Publicado em 03/11/2018

Por: Álvaro André Zeini Cruz

Silêncio: “ausência completa de som ou de ruído; calada”. A escolha pelo plural – Los Silêncios – não é aleatória na intitulação do filme de Beatriz Seigner; os silêncios que constituem a obra são díspares e diversos. No som, por exemplo, há uma contração da fala e da música em prol dos ruídos da noite, dos insetos, sobretudo. Na encenação, um silêncio espacial é dado pelo isolamento da ilha onde a história se passa, bem como pelo esporádico alagamento das palafitas, que dissolve parte das arquiteturas e dos corpos. Na narrativa, há o silêncio das autoridades e do poder diante dos conflitos armados que cercam a tríplice fronteira entre Brasil, Colômbia e Peru. Há também o silêncio da menina Núria, paradoxal, uma vez que, embora calada, ela permanece um estrondo imagético.

Núria chega à ilha com a mãe, Amparo (Marleyda Soto), e o irmão caçula, Fabio. Lá, eles reencontram o pai, Adão (Enrique Diaz). Mas nem tudo é o que parece, algo que o filme revela sorrateiramente. A menina é o cerne desses silêncios, a começar pela influência que exerce sobre a câmera e sobre os planos. Núria encara demoradamente o mundo a sua volta e esse mundo parece devolver-se no mesmo ritmo.

Assim, o plano, enquanto unidade temporal, é silencioso, porque os cortes são econômicos e de uma precisão cirúrgica, que omite qualquer tilintar de lâmina. O mesmo vale para a espacialidade, pois, ao evitar as engrenagens de locomoção, o olhar não vasculha, se fixa e espera os desdobramentos do mundo, seja ele físico ou metafísico.

É nesse registro do mundo que os silêncios são testados. Núria, em certa cena, rasga a noite mal iluminada. A garota calça tênis fluorescentes, que surgem como uma fagulha em meio ao breu. Adiante, numa reunião sobre os lutos e as lutas, os figurinos brilham para o clímax emocional do filme. Finalmente, os adereços e a pintura indígena reluzem num ritual sobre as águas em que já não existe espaço além dos corpos. 

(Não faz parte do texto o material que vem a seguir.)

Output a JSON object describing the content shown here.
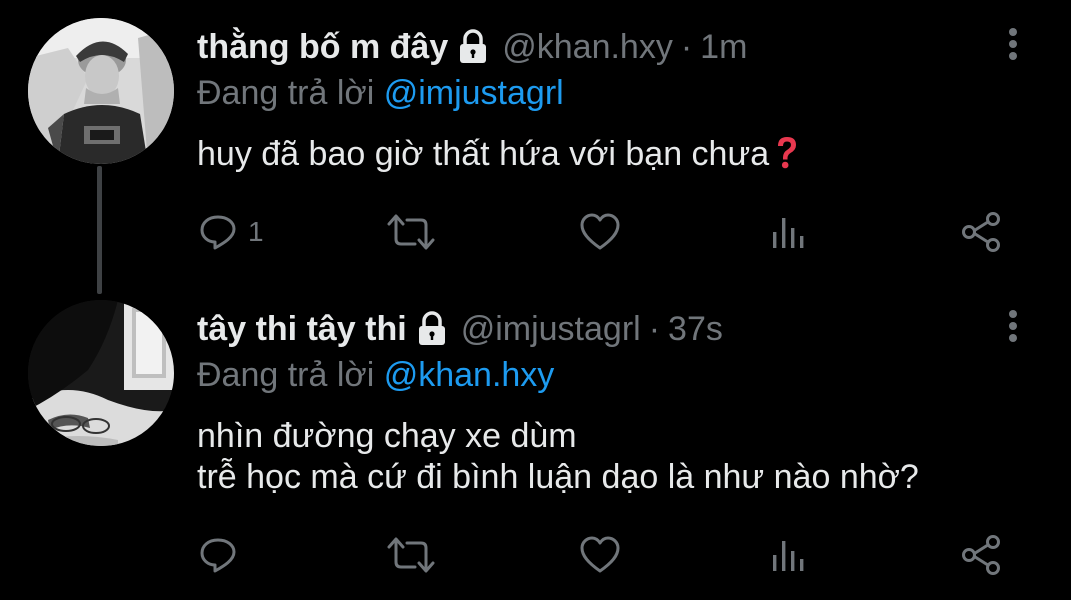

As escolhas de Seigner para compor esse mundo espiritual remetem a filmografias distantes, como a de Apichatpong e Kiyoshi Kurosawa. Mas esse contraste entre corpos reluzentes e espaços sombrios, evoca outro título, também distante, mas também sobre infância, guerra e morte: O túmulo dos vagalumes, animação japonesa de Isao Takahata, de 1988. Pois é disso que se trata: corpúsculos luminosos que brilham e zumbem contra a escuridão silenciosa que, historicamente, cerca os pobres da América Latina.